In Kürze
Ein Background-Check ist eine gezielte Überprüfung von Bewerberinformationen durch den potenziellen Arbeitgeber – über die eingereichten Unterlagen hinaus. Dabei müssen strenge rechtliche Grenzen eingehalten werden.
Definition
Bei einem Background-Check sammelt ein Unternehmen zusätzliche Informationen über Bewerberinnen und Bewerber. Das geschieht zum Beispiel durch Rückfragen bei früheren Arbeitgebern, Internet-Recherchen oder den Einsatz spezialisierter Dienstleister.
Es gibt kein grundsätzliches Verbot für solche Überprüfungen. Allerdings schützt das verfassungsmäßige Persönlichkeitsrecht die Bewerber: Das Unternehmen darf nur Informationen einholen, an denen es ein berechtigtes Interesse hat – also solche, die in einem sachlichen Zusammenhang mit der zu besetzenden Stelle stehen.

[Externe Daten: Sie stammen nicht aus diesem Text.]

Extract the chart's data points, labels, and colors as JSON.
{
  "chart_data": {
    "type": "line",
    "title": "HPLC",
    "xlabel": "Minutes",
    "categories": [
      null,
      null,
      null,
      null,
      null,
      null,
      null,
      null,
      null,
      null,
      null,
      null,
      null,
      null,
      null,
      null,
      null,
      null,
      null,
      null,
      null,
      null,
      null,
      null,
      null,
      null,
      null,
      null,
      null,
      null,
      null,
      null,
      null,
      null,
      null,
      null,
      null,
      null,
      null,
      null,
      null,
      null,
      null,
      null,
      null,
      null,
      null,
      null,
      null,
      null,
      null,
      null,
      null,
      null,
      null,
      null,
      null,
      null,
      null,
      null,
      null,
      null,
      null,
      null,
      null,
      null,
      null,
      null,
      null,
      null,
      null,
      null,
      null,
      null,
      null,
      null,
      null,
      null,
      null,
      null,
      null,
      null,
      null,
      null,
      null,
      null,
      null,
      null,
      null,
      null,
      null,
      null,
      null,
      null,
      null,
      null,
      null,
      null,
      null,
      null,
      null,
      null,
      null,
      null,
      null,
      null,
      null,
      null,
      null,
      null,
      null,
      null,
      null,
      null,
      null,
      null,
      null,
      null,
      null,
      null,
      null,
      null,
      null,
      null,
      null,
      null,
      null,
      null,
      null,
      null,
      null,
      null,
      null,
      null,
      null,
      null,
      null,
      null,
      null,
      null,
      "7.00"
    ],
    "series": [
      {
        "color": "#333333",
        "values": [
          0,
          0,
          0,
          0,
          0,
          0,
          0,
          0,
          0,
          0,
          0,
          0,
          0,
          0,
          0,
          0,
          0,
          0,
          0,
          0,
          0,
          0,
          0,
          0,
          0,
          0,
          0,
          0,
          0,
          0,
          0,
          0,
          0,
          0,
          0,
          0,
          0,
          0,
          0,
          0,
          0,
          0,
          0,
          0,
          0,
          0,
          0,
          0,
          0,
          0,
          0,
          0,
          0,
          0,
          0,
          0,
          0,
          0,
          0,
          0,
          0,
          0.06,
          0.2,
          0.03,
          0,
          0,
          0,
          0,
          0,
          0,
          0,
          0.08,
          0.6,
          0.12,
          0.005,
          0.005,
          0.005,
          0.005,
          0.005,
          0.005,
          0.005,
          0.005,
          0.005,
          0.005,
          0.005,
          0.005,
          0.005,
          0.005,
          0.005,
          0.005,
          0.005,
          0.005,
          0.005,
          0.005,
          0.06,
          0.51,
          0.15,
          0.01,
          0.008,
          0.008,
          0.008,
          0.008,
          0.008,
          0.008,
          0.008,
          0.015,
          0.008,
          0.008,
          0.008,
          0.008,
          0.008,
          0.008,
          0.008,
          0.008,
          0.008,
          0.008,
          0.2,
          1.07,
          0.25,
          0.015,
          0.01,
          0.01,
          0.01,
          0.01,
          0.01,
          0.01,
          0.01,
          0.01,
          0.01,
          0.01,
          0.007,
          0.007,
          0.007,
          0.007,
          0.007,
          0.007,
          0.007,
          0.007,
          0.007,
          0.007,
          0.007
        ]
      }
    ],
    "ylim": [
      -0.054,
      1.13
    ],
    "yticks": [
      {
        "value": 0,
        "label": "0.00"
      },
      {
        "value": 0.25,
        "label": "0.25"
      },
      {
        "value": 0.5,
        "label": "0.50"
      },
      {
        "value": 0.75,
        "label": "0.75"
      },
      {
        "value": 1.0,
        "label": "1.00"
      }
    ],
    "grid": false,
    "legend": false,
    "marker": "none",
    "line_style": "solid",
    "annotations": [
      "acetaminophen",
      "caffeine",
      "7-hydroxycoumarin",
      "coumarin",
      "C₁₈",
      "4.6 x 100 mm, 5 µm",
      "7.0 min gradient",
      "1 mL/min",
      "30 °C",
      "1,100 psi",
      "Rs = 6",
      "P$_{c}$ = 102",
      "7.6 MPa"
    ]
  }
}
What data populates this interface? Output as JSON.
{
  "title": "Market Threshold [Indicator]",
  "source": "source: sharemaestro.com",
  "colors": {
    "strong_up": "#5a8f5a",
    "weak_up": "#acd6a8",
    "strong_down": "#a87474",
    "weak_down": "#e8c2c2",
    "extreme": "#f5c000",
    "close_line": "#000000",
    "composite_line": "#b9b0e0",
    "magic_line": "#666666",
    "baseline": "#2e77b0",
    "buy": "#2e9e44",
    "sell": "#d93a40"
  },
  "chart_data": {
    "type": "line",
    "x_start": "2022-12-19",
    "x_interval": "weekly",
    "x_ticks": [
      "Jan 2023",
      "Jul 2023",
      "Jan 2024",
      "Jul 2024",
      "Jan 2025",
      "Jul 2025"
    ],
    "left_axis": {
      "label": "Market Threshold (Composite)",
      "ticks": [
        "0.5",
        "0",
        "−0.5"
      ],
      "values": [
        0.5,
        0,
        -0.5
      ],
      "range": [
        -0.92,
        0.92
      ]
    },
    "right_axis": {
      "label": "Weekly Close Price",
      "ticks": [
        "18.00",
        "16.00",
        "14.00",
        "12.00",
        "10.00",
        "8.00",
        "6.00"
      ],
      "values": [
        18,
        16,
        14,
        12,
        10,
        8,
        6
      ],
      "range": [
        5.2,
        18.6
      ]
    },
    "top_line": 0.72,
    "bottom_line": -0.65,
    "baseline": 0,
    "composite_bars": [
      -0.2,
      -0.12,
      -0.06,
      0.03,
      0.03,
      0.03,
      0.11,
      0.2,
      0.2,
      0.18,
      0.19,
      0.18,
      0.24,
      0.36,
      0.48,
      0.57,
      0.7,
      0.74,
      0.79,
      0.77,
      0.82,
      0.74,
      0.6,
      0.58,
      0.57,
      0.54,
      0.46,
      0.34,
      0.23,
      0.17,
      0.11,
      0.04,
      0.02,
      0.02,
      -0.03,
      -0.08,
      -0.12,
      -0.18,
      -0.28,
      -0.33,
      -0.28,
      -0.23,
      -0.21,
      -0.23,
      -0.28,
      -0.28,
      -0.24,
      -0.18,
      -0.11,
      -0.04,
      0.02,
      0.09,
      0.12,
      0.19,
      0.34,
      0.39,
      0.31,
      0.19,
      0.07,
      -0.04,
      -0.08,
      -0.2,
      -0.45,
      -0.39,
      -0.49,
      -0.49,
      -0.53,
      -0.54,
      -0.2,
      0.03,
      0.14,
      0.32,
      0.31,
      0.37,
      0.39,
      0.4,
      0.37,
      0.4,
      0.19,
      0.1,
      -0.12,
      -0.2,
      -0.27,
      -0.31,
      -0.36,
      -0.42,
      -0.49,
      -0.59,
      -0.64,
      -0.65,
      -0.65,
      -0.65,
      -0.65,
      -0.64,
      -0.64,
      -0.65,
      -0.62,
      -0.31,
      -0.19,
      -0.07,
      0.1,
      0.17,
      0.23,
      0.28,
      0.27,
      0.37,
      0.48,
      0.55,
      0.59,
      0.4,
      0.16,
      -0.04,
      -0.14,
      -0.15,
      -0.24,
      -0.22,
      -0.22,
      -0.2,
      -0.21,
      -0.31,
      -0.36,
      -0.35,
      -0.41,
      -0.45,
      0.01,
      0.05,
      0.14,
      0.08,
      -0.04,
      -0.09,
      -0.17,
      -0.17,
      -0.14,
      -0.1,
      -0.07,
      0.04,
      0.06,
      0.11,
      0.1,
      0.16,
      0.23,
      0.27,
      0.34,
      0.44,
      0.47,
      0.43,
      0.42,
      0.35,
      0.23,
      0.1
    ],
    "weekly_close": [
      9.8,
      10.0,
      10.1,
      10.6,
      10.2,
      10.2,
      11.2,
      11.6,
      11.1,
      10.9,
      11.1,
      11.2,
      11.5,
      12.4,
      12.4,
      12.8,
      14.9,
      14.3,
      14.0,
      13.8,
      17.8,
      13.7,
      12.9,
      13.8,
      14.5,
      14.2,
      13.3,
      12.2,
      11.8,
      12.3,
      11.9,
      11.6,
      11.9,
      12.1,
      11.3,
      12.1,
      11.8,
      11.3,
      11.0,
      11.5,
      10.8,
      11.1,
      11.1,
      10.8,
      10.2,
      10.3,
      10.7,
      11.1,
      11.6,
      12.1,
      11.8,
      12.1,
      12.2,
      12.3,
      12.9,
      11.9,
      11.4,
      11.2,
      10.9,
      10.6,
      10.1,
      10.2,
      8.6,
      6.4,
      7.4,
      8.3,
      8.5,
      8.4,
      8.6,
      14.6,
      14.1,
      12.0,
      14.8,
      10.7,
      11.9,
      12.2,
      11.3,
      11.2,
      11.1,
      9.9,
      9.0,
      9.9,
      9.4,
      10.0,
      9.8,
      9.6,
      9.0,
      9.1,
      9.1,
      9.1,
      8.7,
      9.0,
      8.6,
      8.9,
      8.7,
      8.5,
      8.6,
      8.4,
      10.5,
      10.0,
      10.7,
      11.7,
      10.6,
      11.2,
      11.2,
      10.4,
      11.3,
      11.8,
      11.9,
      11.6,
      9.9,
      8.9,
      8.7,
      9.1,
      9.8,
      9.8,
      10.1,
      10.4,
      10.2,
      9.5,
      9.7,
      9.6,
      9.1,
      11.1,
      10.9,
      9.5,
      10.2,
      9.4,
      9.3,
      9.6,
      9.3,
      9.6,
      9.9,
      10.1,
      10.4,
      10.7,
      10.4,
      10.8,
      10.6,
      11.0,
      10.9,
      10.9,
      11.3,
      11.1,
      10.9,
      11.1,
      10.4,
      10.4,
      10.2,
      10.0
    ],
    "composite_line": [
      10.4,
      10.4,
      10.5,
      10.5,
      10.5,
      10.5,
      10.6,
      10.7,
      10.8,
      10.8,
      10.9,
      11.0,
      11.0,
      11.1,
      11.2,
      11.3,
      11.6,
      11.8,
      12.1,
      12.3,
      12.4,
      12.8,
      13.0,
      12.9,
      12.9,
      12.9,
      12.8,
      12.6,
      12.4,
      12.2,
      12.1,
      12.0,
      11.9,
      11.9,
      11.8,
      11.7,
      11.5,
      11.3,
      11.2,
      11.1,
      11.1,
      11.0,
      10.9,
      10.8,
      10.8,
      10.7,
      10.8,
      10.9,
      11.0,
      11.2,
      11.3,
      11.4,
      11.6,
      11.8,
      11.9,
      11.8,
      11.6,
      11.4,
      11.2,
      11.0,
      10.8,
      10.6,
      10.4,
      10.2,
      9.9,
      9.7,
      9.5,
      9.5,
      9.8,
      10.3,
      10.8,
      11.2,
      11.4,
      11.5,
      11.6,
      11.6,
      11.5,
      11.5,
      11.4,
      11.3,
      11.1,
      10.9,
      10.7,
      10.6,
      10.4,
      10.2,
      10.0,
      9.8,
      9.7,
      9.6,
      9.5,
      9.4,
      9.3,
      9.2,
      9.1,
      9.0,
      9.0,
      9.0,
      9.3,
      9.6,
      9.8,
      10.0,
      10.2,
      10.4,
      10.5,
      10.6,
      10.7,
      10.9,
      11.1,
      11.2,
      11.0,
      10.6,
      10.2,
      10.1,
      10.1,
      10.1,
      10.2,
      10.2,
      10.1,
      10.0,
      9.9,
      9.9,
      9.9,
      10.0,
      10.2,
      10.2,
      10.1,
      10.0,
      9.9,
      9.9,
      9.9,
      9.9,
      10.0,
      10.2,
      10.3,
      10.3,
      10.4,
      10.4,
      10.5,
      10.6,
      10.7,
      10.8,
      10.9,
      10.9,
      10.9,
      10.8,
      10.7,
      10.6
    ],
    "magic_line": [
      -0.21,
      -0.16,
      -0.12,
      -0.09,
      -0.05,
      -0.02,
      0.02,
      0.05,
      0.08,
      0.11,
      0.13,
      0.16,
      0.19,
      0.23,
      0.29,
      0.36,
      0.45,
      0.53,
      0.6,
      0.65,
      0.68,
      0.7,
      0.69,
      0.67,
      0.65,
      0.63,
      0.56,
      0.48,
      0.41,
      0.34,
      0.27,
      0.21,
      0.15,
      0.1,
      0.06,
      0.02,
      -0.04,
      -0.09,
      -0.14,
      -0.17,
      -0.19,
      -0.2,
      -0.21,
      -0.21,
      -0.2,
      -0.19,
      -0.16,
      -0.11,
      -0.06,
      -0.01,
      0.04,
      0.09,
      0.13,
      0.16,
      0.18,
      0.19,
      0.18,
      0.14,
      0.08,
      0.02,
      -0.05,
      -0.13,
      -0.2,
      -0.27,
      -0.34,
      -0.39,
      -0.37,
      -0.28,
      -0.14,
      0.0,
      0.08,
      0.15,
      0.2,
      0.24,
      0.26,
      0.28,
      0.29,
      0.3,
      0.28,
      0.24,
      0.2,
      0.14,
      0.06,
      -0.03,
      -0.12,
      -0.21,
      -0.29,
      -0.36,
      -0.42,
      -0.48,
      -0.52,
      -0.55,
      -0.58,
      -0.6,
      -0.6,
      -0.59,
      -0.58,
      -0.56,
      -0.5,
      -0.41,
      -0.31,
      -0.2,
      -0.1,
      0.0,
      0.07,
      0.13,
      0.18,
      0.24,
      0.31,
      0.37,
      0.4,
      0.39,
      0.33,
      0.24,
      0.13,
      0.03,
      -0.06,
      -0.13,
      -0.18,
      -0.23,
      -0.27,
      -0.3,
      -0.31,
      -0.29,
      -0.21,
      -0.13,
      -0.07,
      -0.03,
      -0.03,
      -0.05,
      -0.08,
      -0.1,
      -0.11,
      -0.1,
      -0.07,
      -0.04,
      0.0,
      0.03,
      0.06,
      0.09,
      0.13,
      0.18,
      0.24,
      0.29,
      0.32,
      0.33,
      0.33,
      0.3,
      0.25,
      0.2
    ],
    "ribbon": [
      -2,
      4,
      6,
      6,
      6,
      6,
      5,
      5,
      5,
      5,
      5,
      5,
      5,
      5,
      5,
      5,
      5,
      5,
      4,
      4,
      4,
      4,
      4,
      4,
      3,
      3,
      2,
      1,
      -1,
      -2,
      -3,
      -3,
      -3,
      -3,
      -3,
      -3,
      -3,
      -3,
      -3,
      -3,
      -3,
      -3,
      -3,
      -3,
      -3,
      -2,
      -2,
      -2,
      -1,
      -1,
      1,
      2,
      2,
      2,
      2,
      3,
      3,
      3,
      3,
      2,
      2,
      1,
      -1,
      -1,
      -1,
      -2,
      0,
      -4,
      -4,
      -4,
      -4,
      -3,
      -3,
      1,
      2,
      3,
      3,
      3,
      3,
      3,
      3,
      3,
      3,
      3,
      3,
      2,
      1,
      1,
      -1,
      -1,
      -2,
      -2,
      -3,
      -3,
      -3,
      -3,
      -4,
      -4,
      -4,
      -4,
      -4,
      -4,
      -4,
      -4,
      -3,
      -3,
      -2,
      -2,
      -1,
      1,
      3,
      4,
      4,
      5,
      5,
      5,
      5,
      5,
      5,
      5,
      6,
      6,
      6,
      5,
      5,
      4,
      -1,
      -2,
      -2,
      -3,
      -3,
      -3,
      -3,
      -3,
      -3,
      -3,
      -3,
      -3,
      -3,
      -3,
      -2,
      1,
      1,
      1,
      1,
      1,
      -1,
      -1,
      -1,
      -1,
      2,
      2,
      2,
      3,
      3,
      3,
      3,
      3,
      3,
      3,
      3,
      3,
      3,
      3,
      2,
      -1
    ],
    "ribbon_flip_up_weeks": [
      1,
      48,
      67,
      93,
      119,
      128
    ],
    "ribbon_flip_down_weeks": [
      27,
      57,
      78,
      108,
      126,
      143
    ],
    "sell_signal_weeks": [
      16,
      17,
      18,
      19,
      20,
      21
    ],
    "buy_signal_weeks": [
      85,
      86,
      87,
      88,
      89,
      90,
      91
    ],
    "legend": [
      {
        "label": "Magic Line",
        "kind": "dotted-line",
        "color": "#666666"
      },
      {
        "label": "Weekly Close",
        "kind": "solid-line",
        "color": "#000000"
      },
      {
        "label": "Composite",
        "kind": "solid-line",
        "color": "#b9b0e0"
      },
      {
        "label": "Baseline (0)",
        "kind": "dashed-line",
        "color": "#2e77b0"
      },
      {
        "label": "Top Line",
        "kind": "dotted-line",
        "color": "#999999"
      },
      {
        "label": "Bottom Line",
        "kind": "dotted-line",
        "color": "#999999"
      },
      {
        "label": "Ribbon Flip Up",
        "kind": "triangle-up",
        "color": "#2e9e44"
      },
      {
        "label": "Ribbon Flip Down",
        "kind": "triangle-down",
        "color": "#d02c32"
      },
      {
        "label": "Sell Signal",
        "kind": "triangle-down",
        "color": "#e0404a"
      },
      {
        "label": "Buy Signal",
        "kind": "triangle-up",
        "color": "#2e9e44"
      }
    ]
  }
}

Folgende Gesetze sind dabei besonders relevant:
- Allgemeines Gleichbehandlungsgesetz (AGG) – verbietet Diskriminierung; bei Verstößen drohen Schadensersatzansprüche nach § 15 Abs. 2 AGG
- Bundesdatenschutzgesetz (BDSG) – regelt den Umgang mit personenbezogenen Daten; werden Daten gespeichert, müssen Bewerber nach § 33 BDSG ausdrücklich informiert werden
Ein Background-Check ist grundsätzlich zulässig, wenn der Bewerber ausdrücklich und konkret zustimmt – eine pauschale Einwilligung reicht nicht aus. Für bestimmte Auskünfte, etwa eine SCHUFA-Auskunft oder ein polizeiliches Führungszeugnis, ist eine gesonderte schriftliche Zustimmung erforderlich oder die Anforderung kann nur durch den Bewerber selbst erfolgen. Gleiches gilt für ärztliche, psychologische oder graphologische Gutachten.
Gibt es im Unternehmen einen Betriebsrat, muss dieser einbezogen werden. Er hat weitreichende Mitwirkungsrechte bei der Personalauswahl und kann im Zweifelsfall eine Einstellung verhindern oder sogar eine Unterlassungsverfügung gegen Background-Checks erwirken. Empfehlenswert ist der Abschluss einer Betriebsvereinbarung zu diesem Thema.